This was inevitable. With the Cold War many years behind us, and only a few important regional wars (Iraq, Afghanistan, Libya) going on, the Security Council needs some kind of permanent, global crisis to justify its existence. Mission Creep thy name is Climate Change.
Germany called the special meeting via a “concept note” titled “Maintenance of international peace and security — the impact of climate change.” It outlines all the shopworn cliches about how global warming will intensify conflicts over food and water and, via accelerated sea-level rise, turn millions of people living in coastal communities and small island nations into climate refugees.
An obvious question for the German delegation is why now? Maybe they haven’t heard, but there’s been no net global warming in nearly 15 years!

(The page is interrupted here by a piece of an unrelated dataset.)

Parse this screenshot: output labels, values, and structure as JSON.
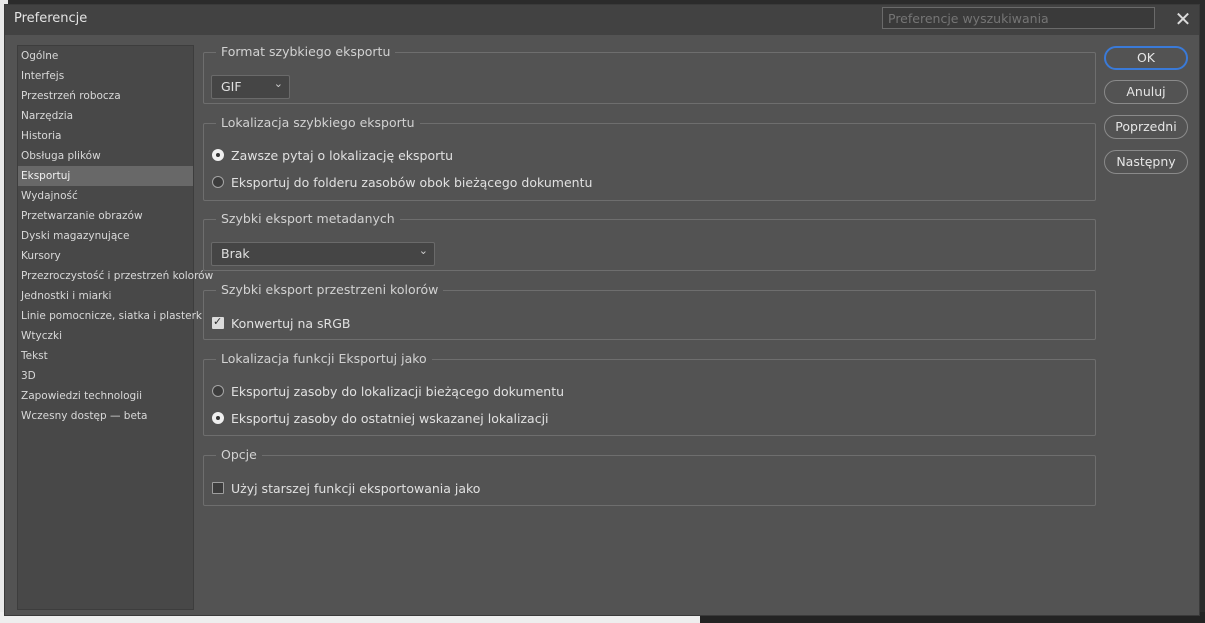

They’re also behind the times on climate refugees. As discussed in an earlier post, the UN Environment Program (UNEP) predicted in 2005 that warming-induced flooding, famine, and water shortages could drive as many as 50 million people from their homes by 2010. Not only did waves of refugees fail to materialize, but several areas UNEP thought would be hardest hit by global warming experienced rapid population growth.
Okay, but what about the future? Supposedly, global warming will exacerbate conflict and instability in poverty-stricken regions where people already struggle to feed themselves and cope with extreme weather, disease, and drought. But as economist Indur Goklany shows, even the UK Government’s Stern Review report, the most pessimistic assessment of climate change impacts under the UN IPCC’s high-end warming scenario (A1FI), implies that, despite climate change, developing countries in 2100 will be richer — and thus better able to adapt to climate change — than industrial countries are today.
Specifically, in the Stern Review worst case, developing country per capita GDP increases from $900 in 1990 to $61,500 in 2100. For perspective, Goklany notes (p. 17) that in 2006, GDP per capita was $19,300 for industrialized countries, $30,100 for the United States, and $1,500 for developing countries. In addition to being wealthier, future generations are bound to develop superior technologies in such critical endeavors as agriculture, medicine, water resource management, and disaster preparedness. So climate change is unlikely to be an important “threat multiplier” in the decades ahead.
Besides, is it even true that environmental stresses are a significant cause of armed conflict? Science journalist Wendy Barnaby found that, in the water-stressed, conflict-prone Middle East, Israel and her Arab neighbors have cooperated rather than fought over water. One reason is that the region’s nations import more “virtual water” in the form of grain than flows down the Nile River.
A new Cato Institute book, Climate Coup, has a superb chapter on global warming as a security threat. The author, Ivan Eland, points out that even if global warming does decrease agricultural production in some countries, this would not necessarily lead to conflict:
But some nations’ agricultural production will increase because of warming, and others will decline. This production differential will make it profitable to sell grain from those in surplus to those in deficit. Throughout history, markets and trade have survived wars, political upheaval, natural disasters, and pandemic diseases. Where there is a willing buyer and seller, there is usually an incentive to trade.
Eland also points out that, in the modern world, people with empty bellies are usually not the ones to launch wars of aggression: “widespread hunger reduces the capacity of nations or groups to make war effectively.”
According to the Guardian, “Small island states, which could disappear beneath rising seas, are pushing the Security Council to intervene to combat the threat to their existence.” So, the tail that’s wagging the dog is the same gang of mini-states who have hyped the threat of sea-level rise to demand multi-billion dollar climate reparations from Uncle Sucker and other industrial nations.
The Security Council is a relic from the Cold War. Clearly, these folks don’t have enough to do. The Security Council, of course, would not be the first UN body to turn fear of climate change into a lifetime meal ticket.